When you’ve spent 25 years watching people change their lives through diet and exercise it no longer becomes just a job, it becomes a passion.
For Karen Hodgkins, the current epidemic of obesity, diabetes and heart disease in the community has given her even more reason to keep pushing the healthy lifestyle to as many people she can reach. Whether it’s through Magnum Power Force Gym or teaching people how to make healthy choices through the Diet Center weight loss program she runs through the gym.
Over the past few months, upgrades have been ongoing at the gym – new cardio machines, weights and the introduction of virtual classes, as well as renovating parts of the building to make way for a functional fitness space.
“The new virtual classes are basically on-demand classes on a big screen taught by the best professional fitness instructors in the world through a programme called Les Mills,” said Ms Hodgkins. “While we still will have our classes with a ‘live’ instructor, this gives the flexibility where if one of our classes is cancelled or if you want to do a class at a specific time and the studio is not being used that can be arranged. It allows there to be a lot more choices in classes, and it also is great for people who might feel a little bit self-conscious about doing classes with other people they can do a class by themselves or bring a friend.”
Virtual classes include Les Mills Body Pump, Grit Series, RPM and Body Flow – a yoga-based class.
The next phase of the upgrades will be making the gym 24-hour access, with plans for it all to be in place by the end of the month.

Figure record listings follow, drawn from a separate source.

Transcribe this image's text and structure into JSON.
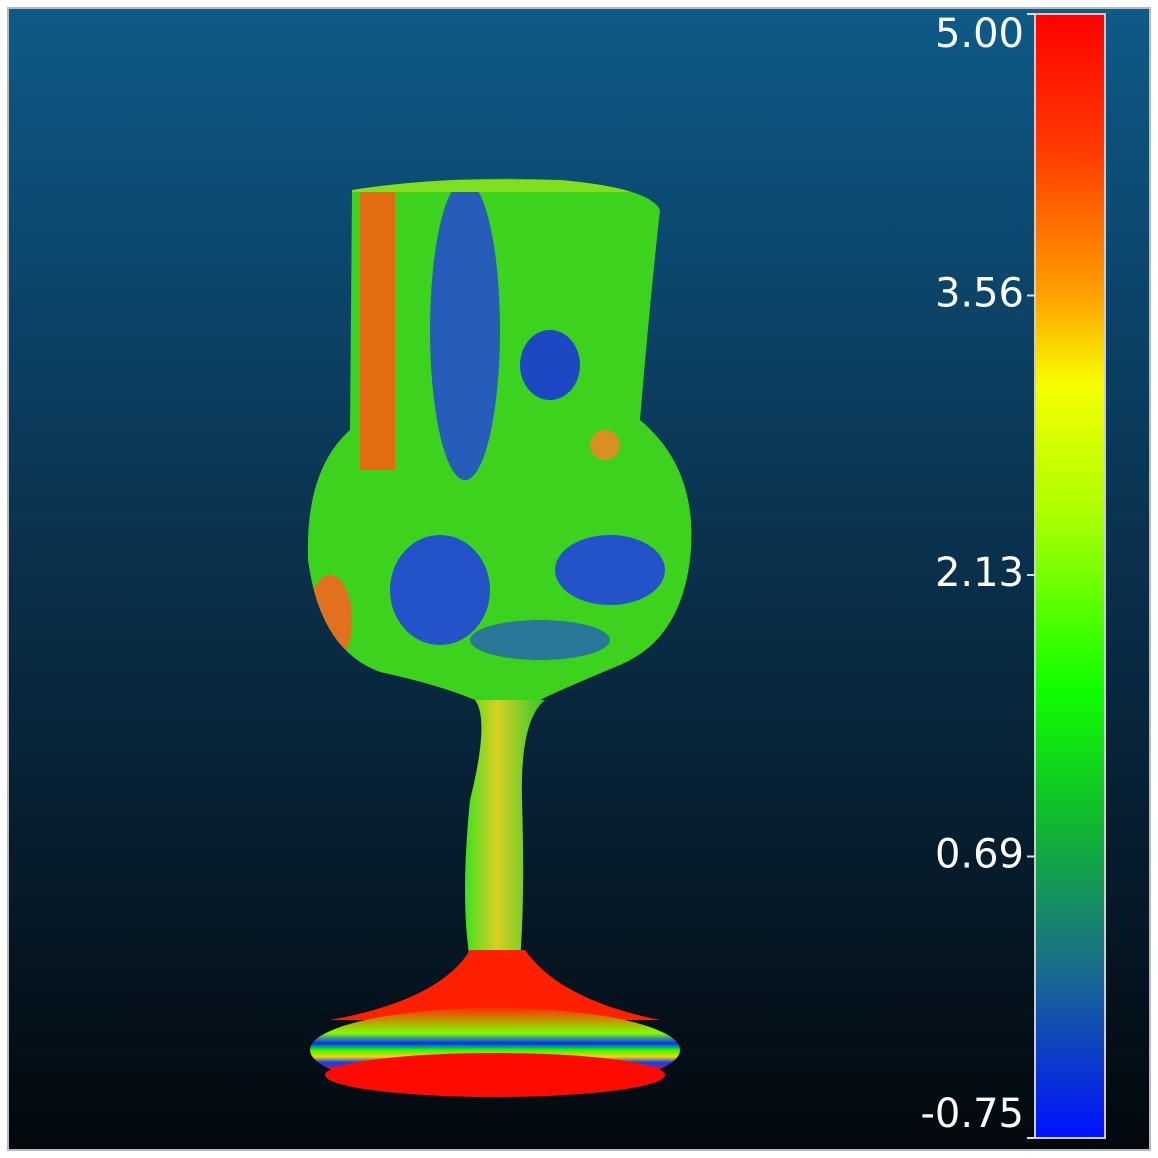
{
  "scale": {
    "lim": [
      -0.75,
      5
    ],
    "ticks": [
      {
        "value": 5,
        "label": "5.00"
      },
      {
        "value": 3.56,
        "label": "3.56"
      },
      {
        "value": 2.13,
        "label": "2.13"
      },
      {
        "value": 0.69,
        "label": "0.69"
      },
      {
        "value": -0.75,
        "label": "-0.75"
      }
    ]
  }
}
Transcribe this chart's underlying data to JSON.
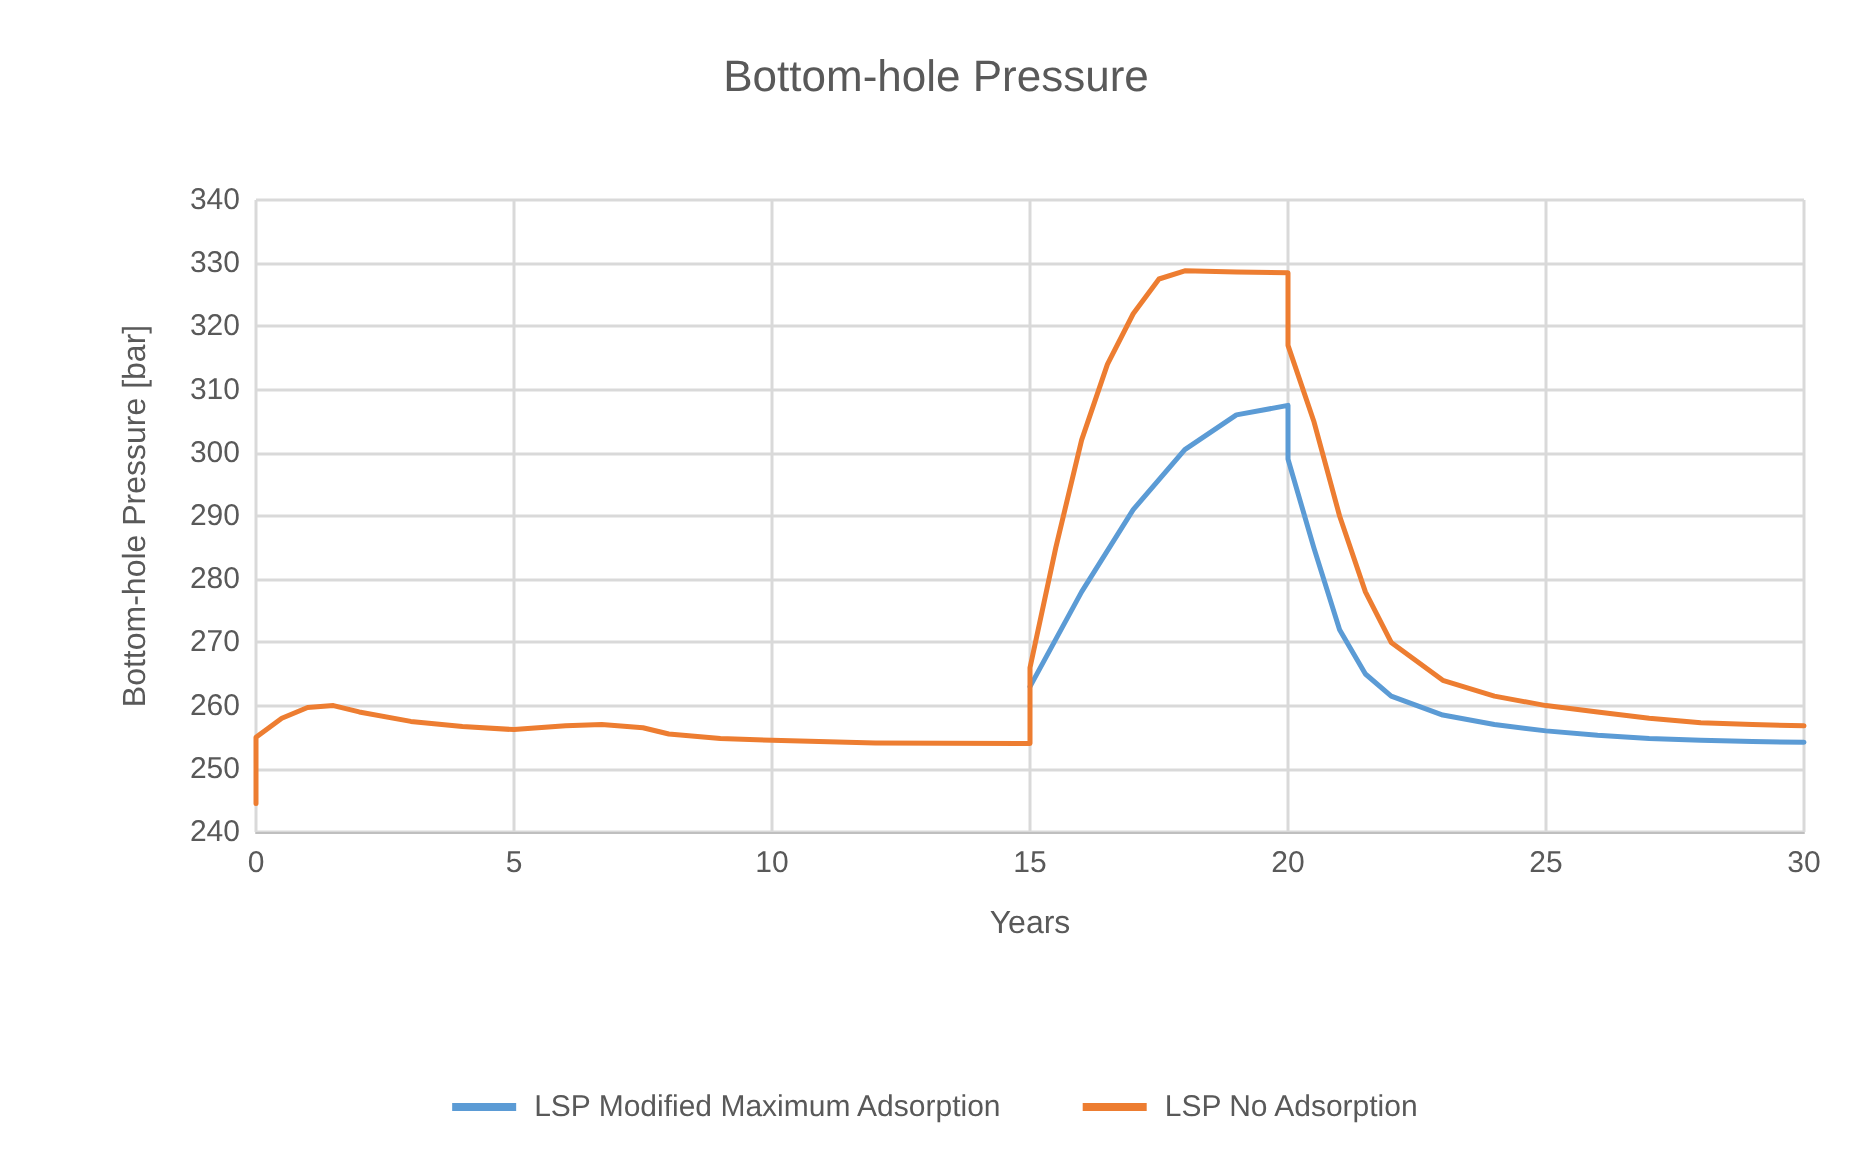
{
  "chart_data": {
    "type": "line",
    "title": "Bottom-hole Pressure",
    "xlabel": "Years",
    "ylabel": "Bottom-hole Pressure [bar]",
    "xlim": [
      0,
      30
    ],
    "xticks": [
      0,
      5,
      10,
      15,
      20,
      25,
      30
    ],
    "ylim": [
      240,
      340
    ],
    "yticks": [
      240,
      250,
      260,
      270,
      280,
      290,
      300,
      310,
      320,
      330,
      340
    ],
    "grid": true,
    "legend": "bottom",
    "marker": "none",
    "line_style": "solid",
    "series": [
      {
        "name": "LSP Modified Maximum Adsorption",
        "color": "#5b9bd5",
        "x": [
          15,
          16,
          17,
          18,
          19,
          20,
          20,
          20.5,
          21,
          21.5,
          22,
          23,
          24,
          25,
          26,
          27,
          28,
          29,
          30
        ],
        "values": [
          263,
          278,
          291,
          300.5,
          306,
          307.5,
          299,
          285,
          272,
          265,
          261.5,
          258.5,
          257,
          256,
          255.3,
          254.8,
          254.5,
          254.3,
          254.2
        ]
      },
      {
        "name": "LSP No Adsorption",
        "color": "#ed7d31",
        "x": [
          0,
          0,
          0.5,
          1,
          1.5,
          2,
          3,
          4,
          5,
          6,
          6.7,
          7.5,
          8,
          9,
          10,
          12,
          15,
          15,
          15.5,
          16,
          16.5,
          17,
          17.5,
          18,
          19,
          20,
          20,
          20.5,
          21,
          21.5,
          22,
          23,
          24,
          25,
          26,
          27,
          28,
          29,
          30
        ],
        "values": [
          244.5,
          255,
          258,
          259.7,
          260,
          259,
          257.5,
          256.7,
          256.2,
          256.8,
          257,
          256.5,
          255.5,
          254.8,
          254.5,
          254.1,
          254,
          266,
          285,
          302,
          314,
          322,
          327.5,
          328.8,
          328.6,
          328.5,
          317,
          305,
          290,
          278,
          270,
          264,
          261.5,
          260,
          259,
          258,
          257.3,
          257,
          256.8
        ]
      }
    ]
  }
}
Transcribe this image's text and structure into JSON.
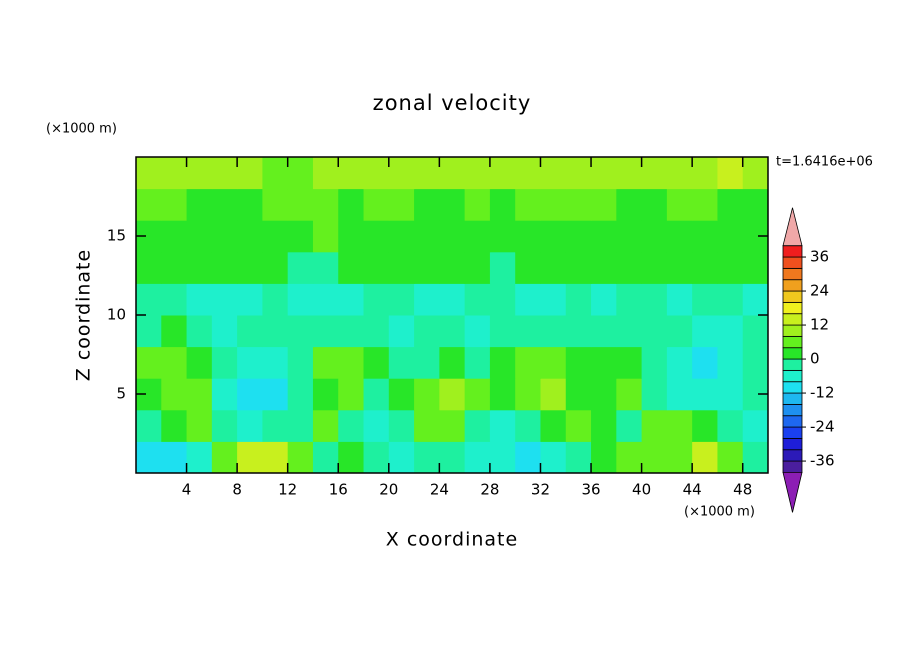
{
  "chart_data": {
    "type": "contour",
    "title": "zonal velocity",
    "xlabel": "X coordinate",
    "ylabel": "Z coordinate",
    "x_unit": "(×1000 m)",
    "y_unit": "(×1000 m)",
    "time_label": "t=1.6416e+06",
    "xlim": [
      0,
      50
    ],
    "ylim": [
      0,
      20
    ],
    "xticks": [
      4,
      8,
      12,
      16,
      20,
      24,
      28,
      32,
      36,
      40,
      44,
      48
    ],
    "yticks": [
      5,
      10,
      15
    ],
    "x": [
      1,
      3,
      5,
      7,
      9,
      11,
      13,
      15,
      17,
      19,
      21,
      23,
      25,
      27,
      29,
      31,
      33,
      35,
      37,
      39,
      41,
      43,
      45,
      47,
      49
    ],
    "z": [
      1,
      3,
      5,
      7,
      9,
      11,
      13,
      15,
      17,
      19
    ],
    "values": [
      [
        -12,
        -10,
        -6,
        4,
        12,
        14,
        6,
        -2,
        2,
        -4,
        -6,
        -2,
        -4,
        -6,
        -8,
        -10,
        -8,
        -4,
        2,
        4,
        4,
        6,
        12,
        6,
        -2
      ],
      [
        -4,
        0,
        4,
        -2,
        -6,
        -4,
        -2,
        4,
        -4,
        -8,
        -4,
        4,
        6,
        -2,
        -6,
        -4,
        0,
        4,
        2,
        -2,
        6,
        4,
        2,
        -2,
        -6
      ],
      [
        2,
        6,
        4,
        -6,
        -10,
        -10,
        -4,
        2,
        6,
        -2,
        2,
        6,
        8,
        4,
        2,
        6,
        8,
        0,
        2,
        4,
        -2,
        -6,
        -8,
        -6,
        -2
      ],
      [
        4,
        6,
        2,
        -4,
        -8,
        -8,
        -2,
        6,
        6,
        2,
        -2,
        -2,
        0,
        -2,
        2,
        6,
        6,
        2,
        0,
        2,
        -2,
        -6,
        -10,
        -8,
        -4
      ],
      [
        -2,
        2,
        -4,
        -6,
        -4,
        -4,
        -4,
        -2,
        -4,
        -4,
        -6,
        -4,
        -4,
        -6,
        -4,
        -2,
        -2,
        -4,
        -2,
        -2,
        -4,
        -4,
        -6,
        -6,
        -4
      ],
      [
        -4,
        -4,
        -6,
        -6,
        -6,
        -4,
        -6,
        -6,
        -6,
        -4,
        -4,
        -6,
        -6,
        -4,
        -4,
        -6,
        -6,
        -4,
        -6,
        -4,
        -4,
        -6,
        -4,
        -4,
        -6
      ],
      [
        2,
        2,
        2,
        2,
        2,
        2,
        -2,
        -2,
        2,
        2,
        2,
        2,
        2,
        2,
        -2,
        2,
        2,
        2,
        2,
        2,
        2,
        2,
        2,
        2,
        2
      ],
      [
        2,
        2,
        2,
        2,
        2,
        2,
        2,
        4,
        2,
        2,
        2,
        2,
        2,
        2,
        2,
        2,
        2,
        2,
        2,
        2,
        2,
        2,
        2,
        2,
        2
      ],
      [
        6,
        6,
        2,
        2,
        2,
        6,
        6,
        6,
        2,
        6,
        6,
        2,
        2,
        6,
        2,
        6,
        6,
        6,
        6,
        2,
        2,
        6,
        6,
        2,
        2
      ],
      [
        10,
        10,
        10,
        10,
        10,
        6,
        6,
        10,
        10,
        10,
        10,
        10,
        10,
        10,
        10,
        10,
        10,
        10,
        10,
        10,
        10,
        10,
        10,
        14,
        10
      ]
    ],
    "levels": [
      -40,
      -36,
      -32,
      -28,
      -24,
      -20,
      -16,
      -12,
      -8,
      -4,
      0,
      4,
      8,
      12,
      16,
      20,
      24,
      28,
      32,
      36,
      40
    ],
    "colors": [
      "#4a1e9e",
      "#2c1ab8",
      "#1e1ed8",
      "#1a40f0",
      "#1e68f0",
      "#1e90f0",
      "#1eb8f0",
      "#1ee0f0",
      "#1ef0cc",
      "#1ef0a0",
      "#28e628",
      "#64f01e",
      "#a0f01e",
      "#c8f01e",
      "#f0f01e",
      "#f0c81e",
      "#f0a01e",
      "#f0781e",
      "#f0501e",
      "#f01e1e"
    ],
    "extend_colors": [
      "#8c1eb4",
      "#f0a8a8"
    ],
    "clim": [
      -40,
      40
    ],
    "colorbar_ticks": [
      -36,
      -24,
      -12,
      0,
      12,
      24,
      36
    ]
  }
}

Making the gym a welcoming and accessible space is part of a mission to get the island healthy.
“My biggest passion is counseling people in weight loss and changing their health, their life and their bodies to become healthier people,” said Ms Hodgkins, who also runs the Diet Centre, whose participants also have access to the gym.
“I have clients who come in with huge health problems. They’re on the borderline of diabetes, high blood pressure, and their doctor is recommending them to take high blood pressure pills, but all of those things can be reversed. I’ve seen people lose the weight by changing their eating habits and starting to exercise, they go back to their doctor, and they can come off their pills and their blood sugar medicine – they are reversing their health. We teach people how to make better food choices and make it part of their lifestyle.”
Ms Hodgkins said weight loss is as simple as changing eating habits and starting an exercise programme – even if that’s just getting out and walking for 20-30 minutes a day.
“It doesn’t take a lot. You just have to eat healthily and get into exercise. Just go out and start walking every day. Just start that. It doesn’t have to be in a gym; it can be anywhere – just get physically active.”
And it isn’t as expensive as people might think to eat healthily, either, she said. “It’s about the choices we make at the grocery store. Some of our fresh fruits and vegetables are expensive, but you have frozen options that you can use that are just as good. Is it expensive the choices you have to make to avoid kidney failure or having body parts removed? What is it worth? It’s all about priorities and our health.”
Ms Hodgkins said she welcomes the introduction of a sugar tax – something she has advocated for over the years. But for the sugar tax to have any effect, she said she hopes to see the money from the tax put towards subsidizing healthcare and educating the public about making healthy choices.
“I am very concerned about the figures of diabetes in this country. What is it doing to our children and what is that doing for the healthcare costs to everyone else that is healthy and that has to pay these premiums in healthcare because of the bad choices that some people in our community are making?”
She said many people still don’t realize that sugar is equivalent to a drug and as addictive as cocaine.
“If you’re choosing to make bad choices then you’re going to have to pay higher taxes on it,” she said. “It may not deter people from making bad choices, but it may help us to help subsidise the healthcare system. People make the choices to eat bad foods, and they know they are making a bad choice, but it’s all about taking care of yourself and making a choice to not end up with the same diseases as your parents had.”
Education in the schools about the benefits of healthy food choices needs to continue, she said, but with more emphasis on the diseases that can contribute to health complications, such as loss of limbs.
“It starts with education in the schools because a lot of obesity is hereditary in the sense that these food habits are passed down from generation to generation. Diabetes runs in my family and I will never forget when I went to visit my uncle, who had diabetes, and I asked him why he was missing a finger, and he said it was because he had diabetes and he had to have it removed. That has always stuck with me, and I knew that I never in my life wanted to lose a body part because of a disease.”